David Lawson was sent an elaborate cartoon of Pepe the Frog, a symbol of the alt right, and told “anti fascists like you are oven ready.” This was via Twitter shortly after Election Day, 2016. Not much later, his hometown Jewish Community Center in suburban Virginia was spray painted with Nazi slogans. Lawson looked at the Facebook page of the person who had been arrested for the vandalism: The 20-year-old had gone to the same high school as he had. On Election Night 2016, the man had posted: “The White Man saves Western Civilization once more.”
There is little doubt in “Nazis and Me” that Trump’s election gave organized haters a boost. But those acquainted with Lawson’s shows know to expect something different than just a Michael Moore-like screed connecting the current president to hate.
“Nazis and Me,” running at Under the St. Marks Theater, is the latest monologue by David Lawson, a performer in the tradition of Spalding Gray, who for about a decade has been presenting one-man shows full of often-amusing anecdotes about his life. In most of these shows, he organizes his stories around a specific theme.
As he elaborated when I asked him in an interview I did with him in 2016 when he was performing “Flyer Guy,” about his job passing out flyers in Times Square:
“‘VCR Love’ (which is published through Original Works Publishing) is about how porn has changed in the digital age [It’s also about his own teenage experiences with it], ‘Insomnia in Space’ is how I’ve gotten through being an insomniac by becoming obsessed with outer space; ‘No Oddjob’ is made up of personal stories about video games and how the culture around them represents those in marginalized demographics; ‘Floundering About’ is made up of stories of wild ‘orange alert’ type of things I experienced post-9/11…”
In the hour-long “Nazis and Me,” Lawson acknowledges that hate groups are nothing new; that same community center in his hometown received bomb threats some 15 years ago. In 1999, when Lawson was 13, a Nazi rally was scheduled in downtown D.C. (On the other hand, only four Nazis showed up for that, while in 2017, the Unite the Right rally in Charlottesville, Virginia attracted hundreds of Nazis.) Lawson asks us to guess who the three most immigrant presidents of the United States have been — and then tells us Andrew Jackson, James Buchanan, and Donald Trump; all “happen to be three of our most hateful.”

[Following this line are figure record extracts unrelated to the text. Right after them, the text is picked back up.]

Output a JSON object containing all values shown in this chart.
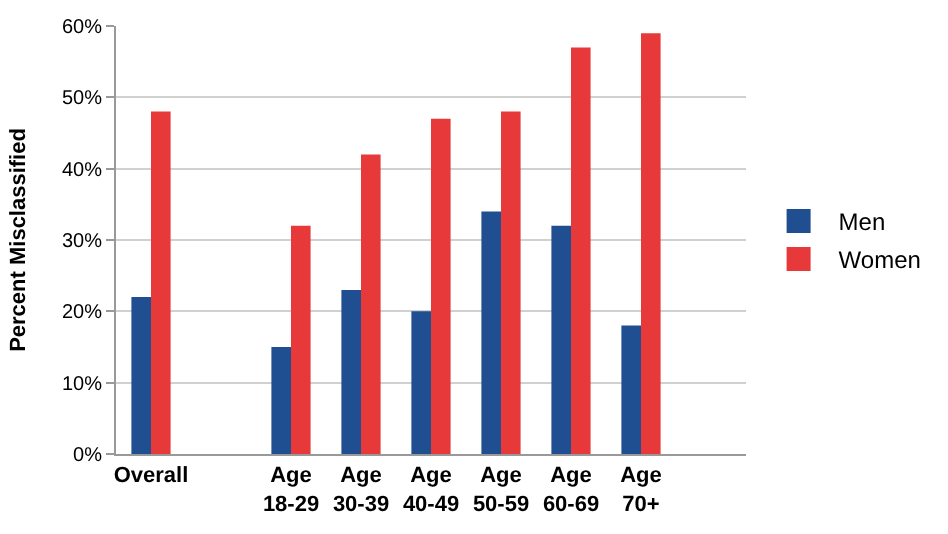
{
  "chart_data": {
    "type": "bar",
    "ylabel": "Percent Misclassified",
    "categories": [
      "Overall",
      null,
      "Age\n18-29",
      "Age\n30-39",
      "Age\n40-49",
      "Age\n50-59",
      "Age\n60-69",
      "Age\n70+",
      null
    ],
    "series": [
      {
        "name": "Men",
        "color": "#1f4e91",
        "values": [
          22,
          null,
          15,
          23,
          20,
          34,
          32,
          18,
          null
        ]
      },
      {
        "name": "Women",
        "color": "#e8393a",
        "values": [
          48,
          null,
          32,
          42,
          47,
          48,
          57,
          59,
          null
        ]
      }
    ],
    "ylim": [
      0,
      60
    ],
    "yticks": [
      {
        "value": 0,
        "label": "0%"
      },
      {
        "value": 10,
        "label": "10%"
      },
      {
        "value": 20,
        "label": "20%"
      },
      {
        "value": 30,
        "label": "30%"
      },
      {
        "value": 40,
        "label": "40%"
      },
      {
        "value": 50,
        "label": "50%"
      },
      {
        "value": 60,
        "label": "60%"
      }
    ],
    "grid": "y",
    "legend": "right"
  }
}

He tells us the story of his encounter with a member fo the “Incel community” –“involuntarily celibate” men who have formed into a toxic and violent force. He talks about his Trump-loving relatives in Indiana. He also admits to the ways in which he himself has been complicit. For example, he performed in summer stock in the Blue Ridge Mountains of Virginia in a show called “Jeff!” about Jefferson Davis, the first and only president of the Confederacy. “One night we had a group at the show from the Daughters of the American Confederacy. That’s right, I have performed for people who belong to an organization that has been classified as a hate group.” Lawson accepted a “gag gift” from the music director of a tiny Confederate flag, which he put up on his wall back home, until a woman friend told him “‘if you have that on your wall you will never get laid.’ ”
“It doesn’t matter how much Roxanne Gay you read,” Lawson says. “It doesn’t matter how small your bank account is. When you’re a straight white male, it’s so important to have people call you on your shit. And sure you’ll maybe have that straight white dude response of ‘Whoa whoa whoa come on I think you’re taking this a little too far here.’ But with all this talk of civility a huge part of being in civilized society is calling people on their shit.” It’s important, he says, to engage with haters, not ignore them.
The stories Lawson tells in “Nazis and Me” are always engaging. I personally would have preferred that he stay more focused on hate groups — his encounters with them, and, if that had not been enough to fill the hour, others’ encounters as well — since that’s the promise of the title, and also because I found it the most compelling part of the show. Several of his stories were full of details that seemed off point, or drifted substantially away from the theme — such as the story of his sister’s wedding to a trans man, which was about love, not hate…and could have been the subject of an entire monologue all its own. But I used to think Spalding Gray’s monologues meandered — and couldn’t wait until his next show. Ditto David Lawson’s.
“Nazis and Me” will be performed three more times — October 16, November 6, and November 13, 2018 — at Under St. Marks Theatre, 94 St. Marks Place. Tickets are $7 to $10.